High voltage in-package indirect ACP treatment with 24 h of post treatment storage time, selected as the more favourable treatment approach in terms of produce quality retention, was highly effective for decontamination of cherry tomatoes and strawberries inoculated with Salmonella, E. coli and L. monocytogenes monocultures and against background microflora of produce. However, the produce type and the contaminating pathogen influenced decontaminating effect of ACP with higher inactivation rates achieved for Gram-negative bacteria and bacteria associated with smooth surface of produce.

The antimicrobial potential of high voltage either direct or indirect in-package atmospheric air ACP treatment with subsequent 24 h of storage was proven to be effective for inactivation of pathogens in the form of monoculture biofilms commonly implicated in foodborne and healthcare associated human infections, E. coli, L. monocytogenes, S. aureus, P. aeruginosa established during 48 h on abiotic surface. However, the efficiency of ACP treatment was again bacterial type dependant. Although complete inactivation of metabolic activity of Gram-negative bacteria could not be achieved, electron microscopy analyses confirmed the destructive action of ACP treatment.

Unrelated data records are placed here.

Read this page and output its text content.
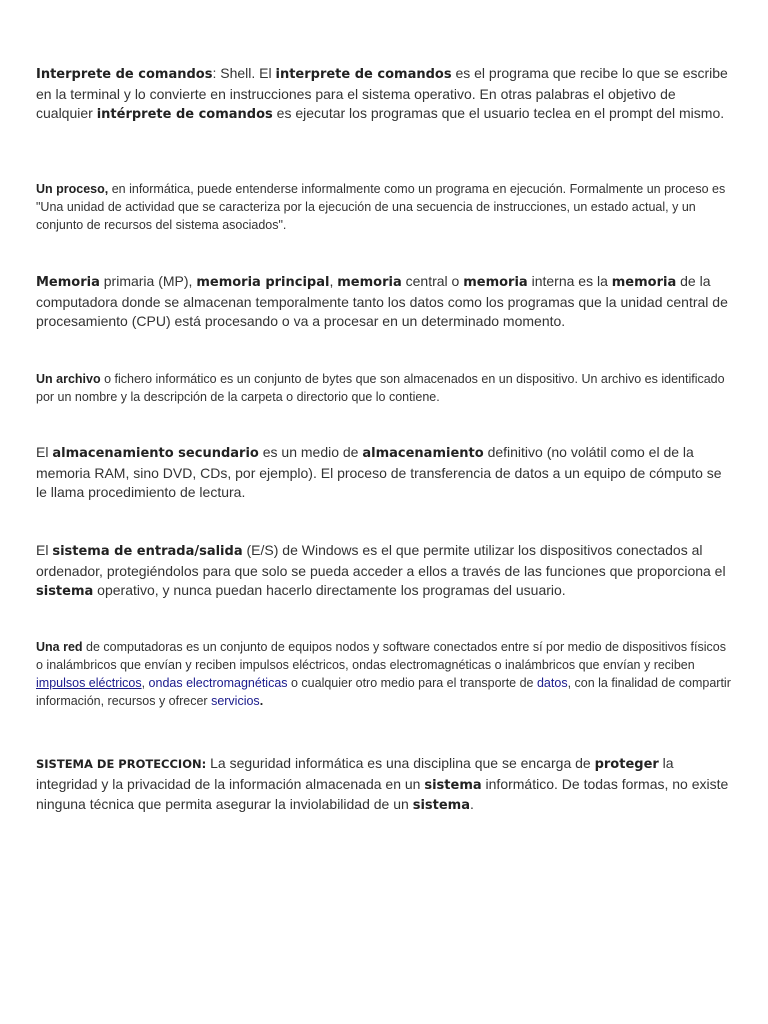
Interprete de comandos: Shell. El interprete de comandos es el programa que recibe lo que se escribe en la terminal y lo convierte en instrucciones para el sistema operativo. En otras palabras el objetivo de cualquier intérprete de comandos es ejecutar los programas que el usuario teclea en el prompt del mismo.

Un proceso, en informática, puede entenderse informalmente como un programa en ejecución. Formalmente un proceso es "Una unidad de actividad que se caracteriza por la ejecución de una secuencia de instrucciones, un estado actual, y un conjunto de recursos del sistema asociados".

Memoria primaria (MP), memoria principal, memoria central o memoria interna es la memoria de la computadora donde se almacenan temporalmente tanto los datos como los programas que la unidad central de procesamiento (CPU) está procesando o va a procesar en un determinado momento.

Un archivo o fichero informático es un conjunto de bytes que son almacenados en un dispositivo. Un archivo es identificado por un nombre y la descripción de la carpeta o directorio que lo contiene.

El almacenamiento secundario es un medio de almacenamiento definitivo (no volátil como el de la memoria RAM, sino DVD, CDs, por ejemplo). El proceso de transferencia de datos a un equipo de cómputo se le llama procedimiento de lectura.

El sistema de entrada/salida (E/S) de Windows es el que permite utilizar los dispositivos conectados al ordenador, protegiéndolos para que solo se pueda acceder a ellos a través de las funciones que proporciona el sistema operativo, y nunca puedan hacerlo directamente los programas del usuario.

Una red de computadoras es un conjunto de equipos nodos y software conectados entre sí por medio de dispositivos físicos o inalámbricos que envían y reciben impulsos eléctricos, ondas electromagnéticas o inalámbricos que envían y reciben impulsos eléctricos, ondas electromagnéticas o cualquier otro medio para el transporte de datos, con la finalidad de compartir información, recursos y ofrecer servicios.

SISTEMA DE PROTECCION: La seguridad informática es una disciplina que se encarga de proteger la integridad y la privacidad de la información almacenada en un sistema informático. De todas formas, no existe ninguna técnica que permita asegurar la inviolabilidad de un sistema.
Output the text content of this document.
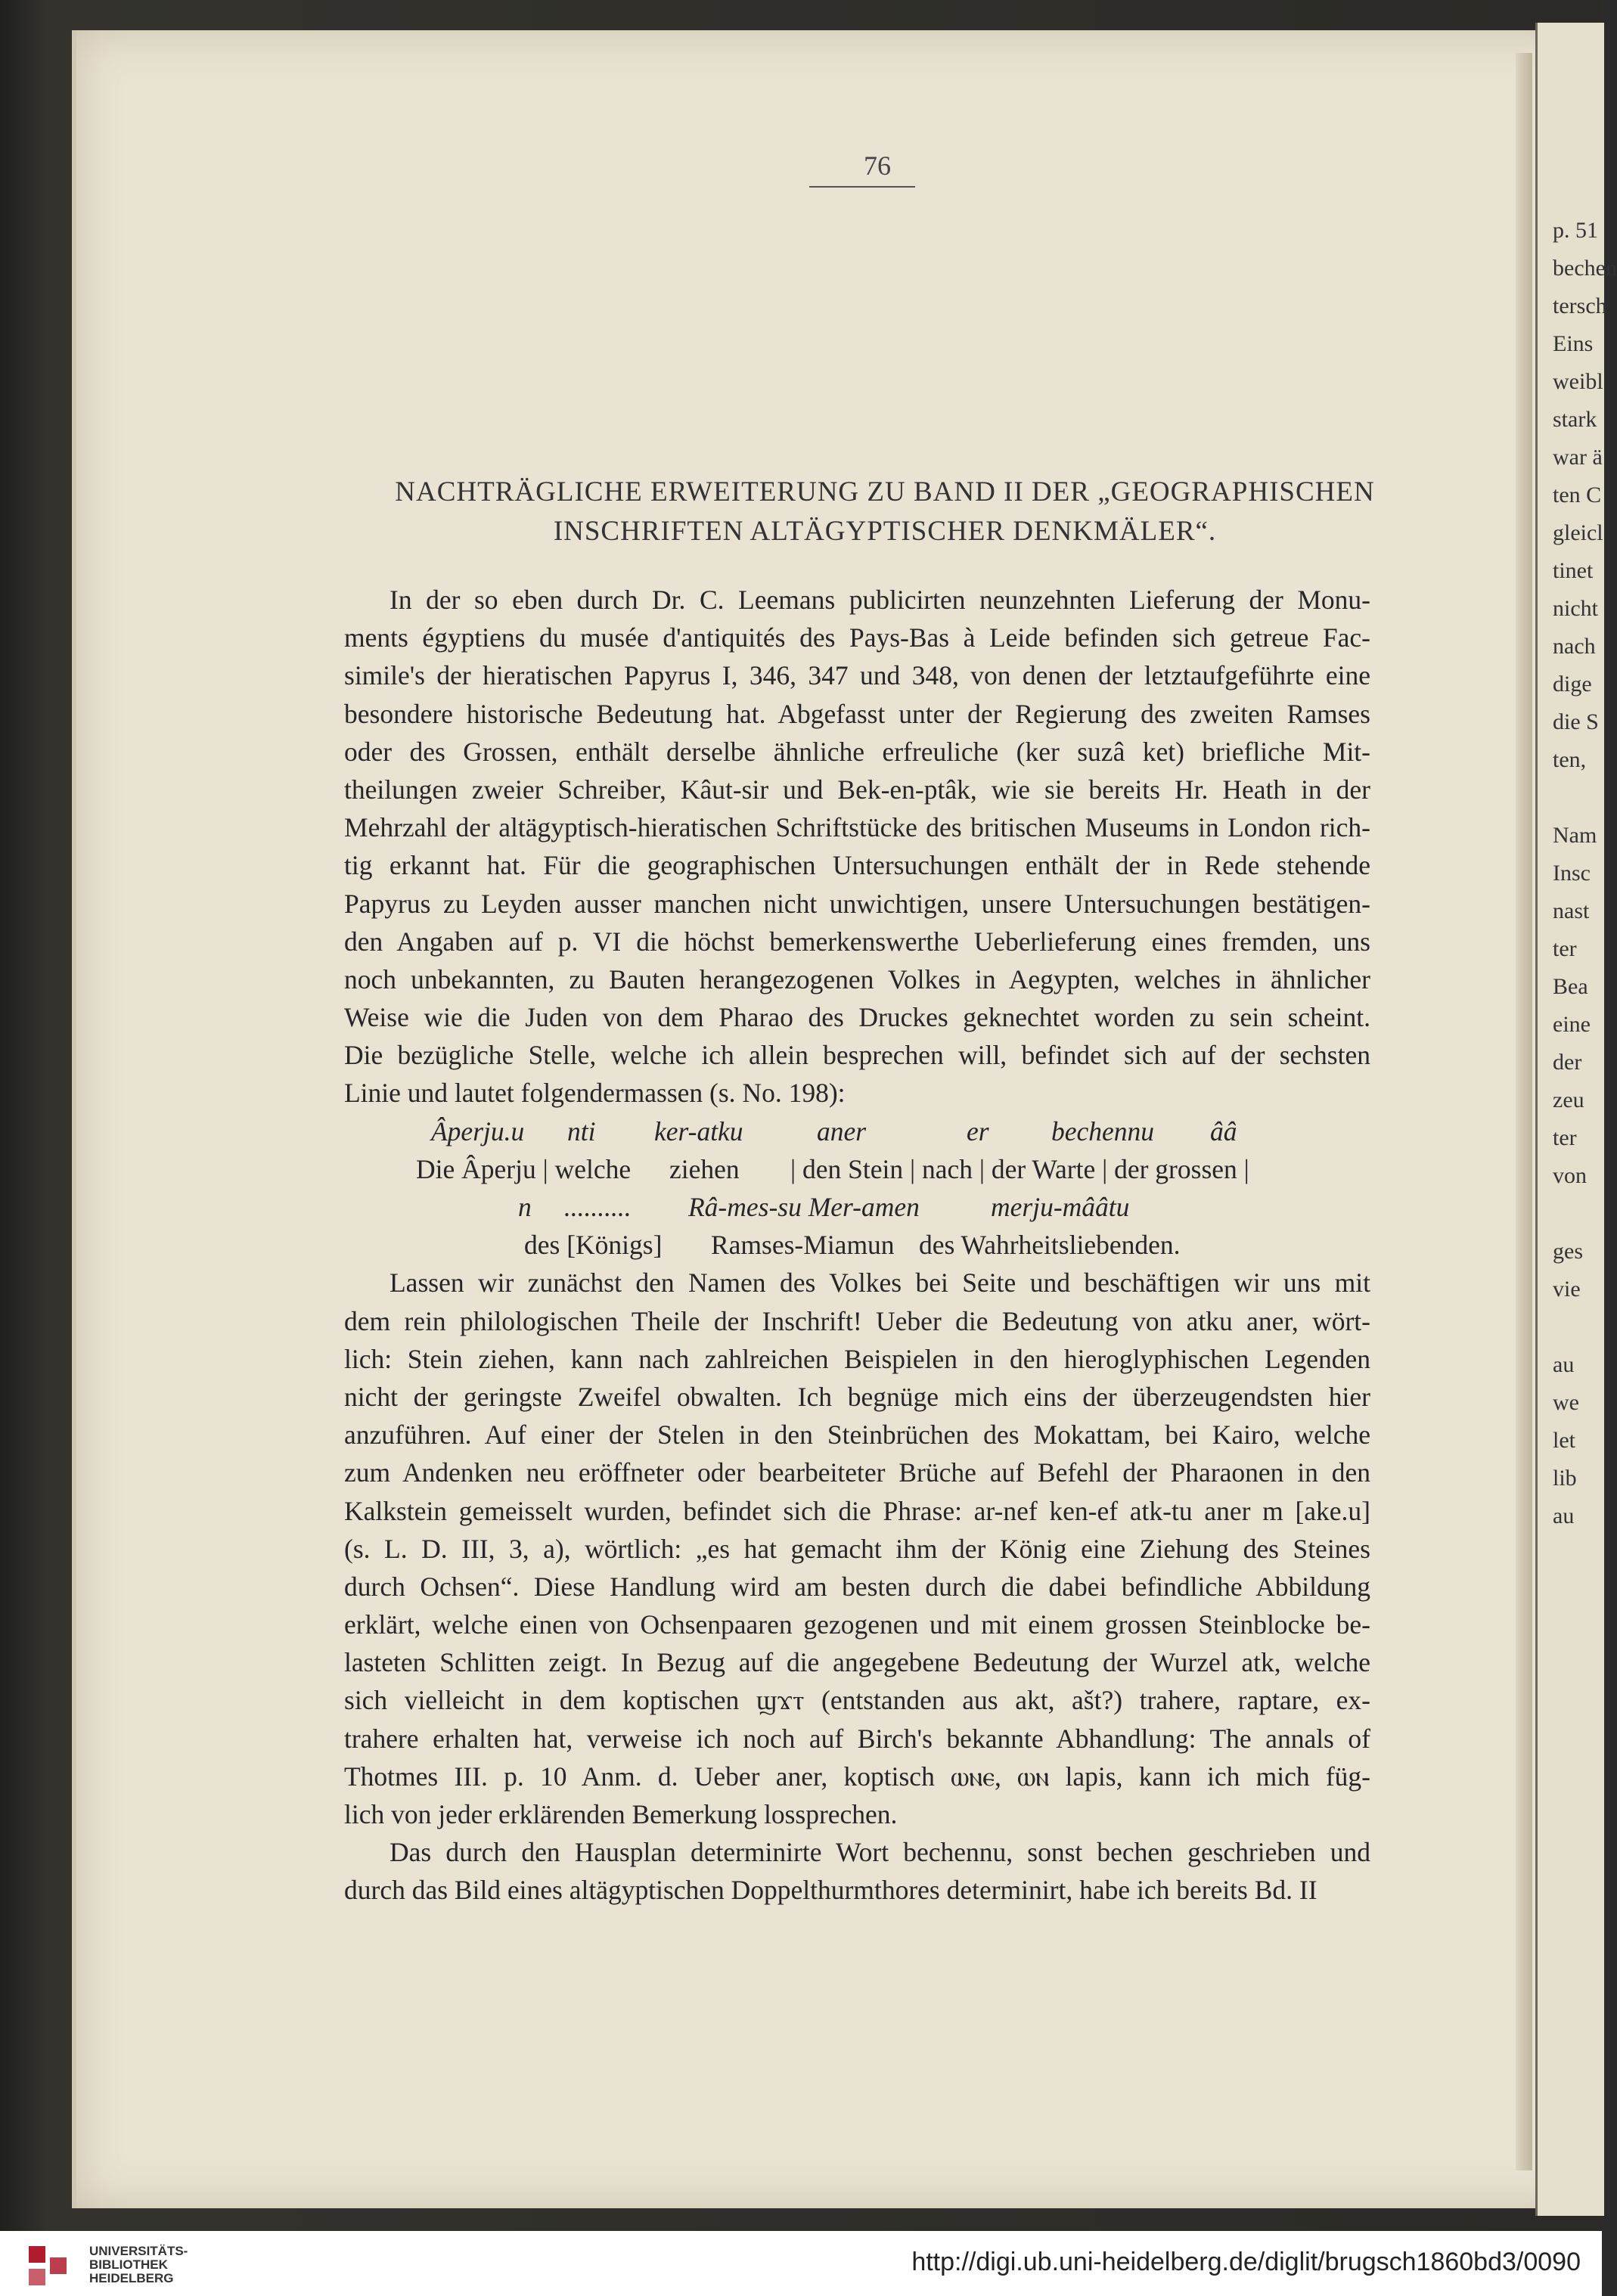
p. 51
bechen
tersch
Eins
weibl
stark
war ä
ten C
gleicl
tinet
nicht
nach
dige
die S
ten,

Nam
Insc
nast
ter
Bea
eine
der
zeu
ter
von

ges
vie

au
we
let
lib
au
76
NACHTRÄGLICHE ERWEITERUNG ZU BAND II DER „GEOGRAPHISCHEN
INSCHRIFTEN ALTÄGYPTISCHER DENKMÄLER“.
In der so eben durch Dr. C. Leemans publicirten neunzehnten Lieferung der Monu-
ments égyptiens du musée d'antiquités des Pays-Bas à Leide befinden sich getreue Fac-
simile's der hieratischen Papyrus I, 346, 347 und 348, von denen der letztaufgeführte eine
besondere historische Bedeutung hat. Abgefasst unter der Regierung des zweiten Ramses
oder des Grossen, enthält derselbe ähnliche erfreuliche (ker suzâ ket) briefliche Mit-
theilungen zweier Schreiber, Kâut-sir und Bek-en-ptâk, wie sie bereits Hr. Heath in der
Mehrzahl der altägyptisch-hieratischen Schriftstücke des britischen Museums in London rich-
tig erkannt hat. Für die geographischen Untersuchungen enthält der in Rede stehende
Papyrus zu Leyden ausser manchen nicht unwichtigen, unsere Untersuchungen bestätigen-
den Angaben auf p. VI die höchst bemerkenswerthe Ueberlieferung eines fremden, uns
noch unbekannten, zu Bauten herangezogenen Volkes in Aegypten, welches in ähnlicher
Weise wie die Juden von dem Pharao des Druckes geknechtet worden zu sein scheint.
Die bezügliche Stelle, welche ich allein besprechen will, befindet sich auf der sechsten
Linie und lautet folgendermassen (s. No. 198):
Âperju.u nti ker-atku	aner	er bechennu ââ
Die Âperju | welche ziehen | den Stein | nach | der Warte | der grossen |
n .......... Râ-mes-su Mer-amen	merju-mââtu
des [Königs] Ramses-Miamun des Wahrheitsliebenden.
Lassen wir zunächst den Namen des Volkes bei Seite und beschäftigen wir uns mit
dem rein philologischen Theile der Inschrift! Ueber die Bedeutung von atku aner, wört-
lich: Stein ziehen, kann nach zahlreichen Beispielen in den hieroglyphischen Legenden
nicht der geringste Zweifel obwalten. Ich begnüge mich eins der überzeugendsten hier
anzuführen. Auf einer der Stelen in den Steinbrüchen des Mokattam, bei Kairo, welche
zum Andenken neu eröffneter oder bearbeiteter Brüche auf Befehl der Pharaonen in den
Kalkstein gemeisselt wurden, befindet sich die Phrase: ar-nef ken-ef atk-tu aner m [ake.u]
(s. L. D. III, 3, a), wörtlich: „es hat gemacht ihm der König eine Ziehung des Steines
durch Ochsen“. Diese Handlung wird am besten durch die dabei befindliche Abbildung
erklärt, welche einen von Ochsenpaaren gezogenen und mit einem grossen Steinblocke be-
lasteten Schlitten zeigt. In Bezug auf die angegebene Bedeutung der Wurzel atk, welche
sich vielleicht in dem koptischen ϣϫⲧ (entstanden aus akt, ašt?) trahere, raptare, ex-
trahere erhalten hat, verweise ich noch auf Birch's bekannte Abhandlung: The annals of
Thotmes III. p. 10 Anm. d. Ueber aner, koptisch ⲱⲛⲉ, ⲱⲛ lapis, kann ich mich füg-
lich von jeder erklärenden Bemerkung lossprechen.
Das durch den Hausplan determinirte Wort bechennu, sonst bechen geschrieben und
durch das Bild eines altägyptischen Doppelthurmthores determinirt, habe ich bereits Bd. II
UNIVERSITÄTS-
BIBLIOTHEK
HEIDELBERG
http://digi.ub.uni-heidelberg.de/diglit/brugsch1860bd3/0090
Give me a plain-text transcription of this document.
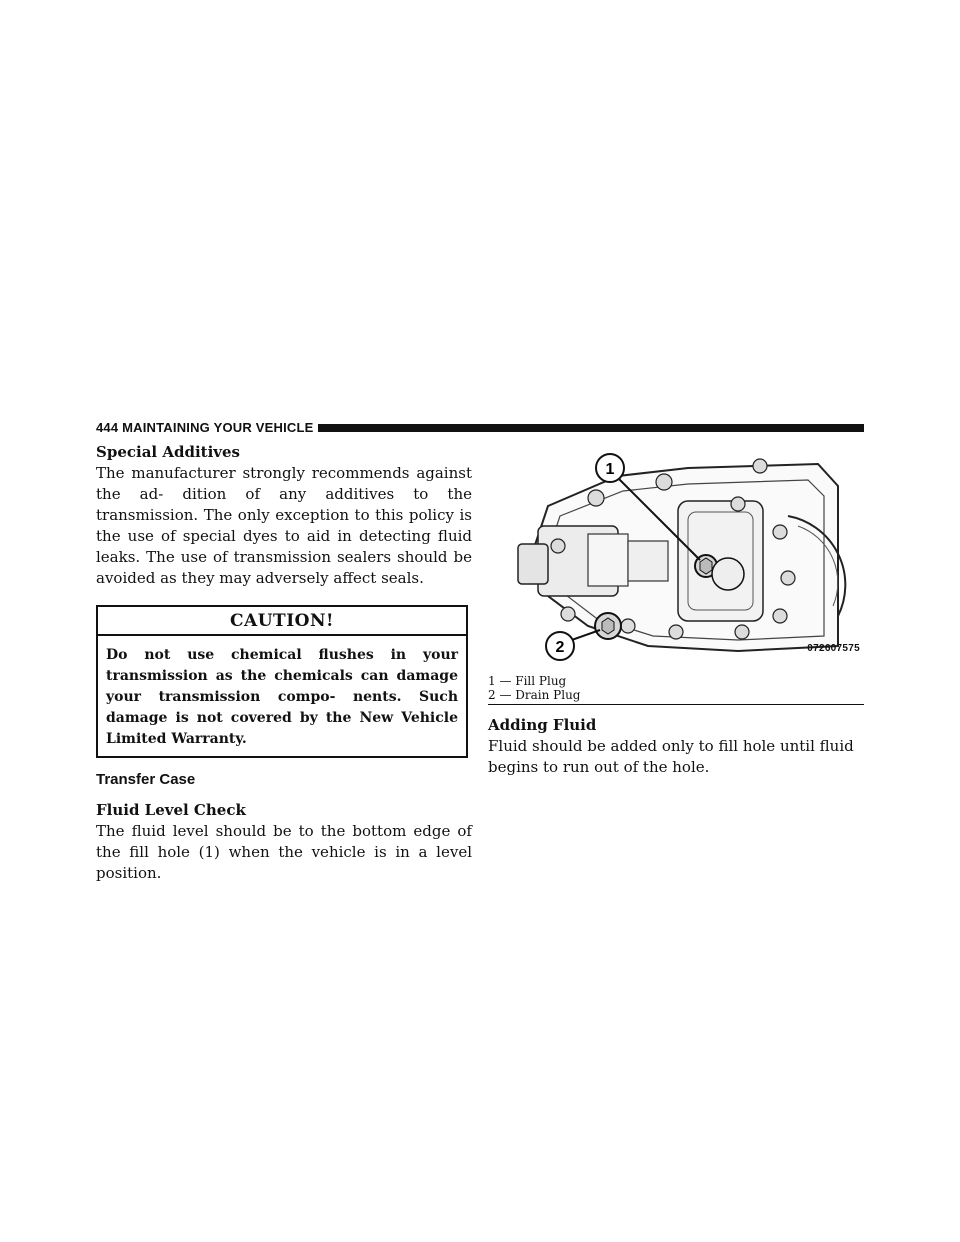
444 MAINTAINING YOUR VEHICLE

Special Additives

The manufacturer strongly recommends against the ad- dition of any additives to the transmission. The only exception to this policy is the use of special dyes to aid in detecting fluid leaks. The use of transmission sealers should be avoided as they may adversely affect seals.

CAUTION!
Do not use chemical flushes in your transmission as the chemicals can damage your transmission compo- nents. Such damage is not covered by the New Vehicle Limited Warranty.
Transfer Case

Fluid Level Check

The fluid level should be to the bottom edge of the fill hole (1) when the vehicle is in a level position.

1
2	072607575
1 — Fill Plug
2 — Drain Plug

Adding Fluid

Fluid should be added only to fill hole until fluid begins to run out of the hole.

In-package high voltage indirect ACP treatment was effective against Salmonella, L. monocytogenes and E. coli biofilms developed on lettuce. This study also demonstrated that produce storage conditions, such as temperature, light and storage time had interactive effects on bacterial proliferation, internalisation, stress response and susceptibility to the ACP treatment, highlighting the importance of preventive measures as key factors for the assurance of microbiological safety of fresh produce.

Significant reductions of P. aeruginosa quorum sensing (QS)-regulated virulence factors, such as pyocyanin and elastase production, were achieved, suggesting that ACP technology could be a potential QS inhibitor and may play an important role in attenuation of virulence of pathogenic bacteria.

Despite the varying parameters that influenced plasma bactericidal activity, high voltage in-package atmospheric air ACP decontamination approach showed an efficient reduction of high concentrations of bacteria in liquids, associated with produce and bacteria in their most resistant, biofilm form. These results represent significant technological advances in non-thermal bactericidal treatment with a key advantage of elimination of post-processing contamination of the product, thereby increasing microbiological safety and extension of produce shelf life.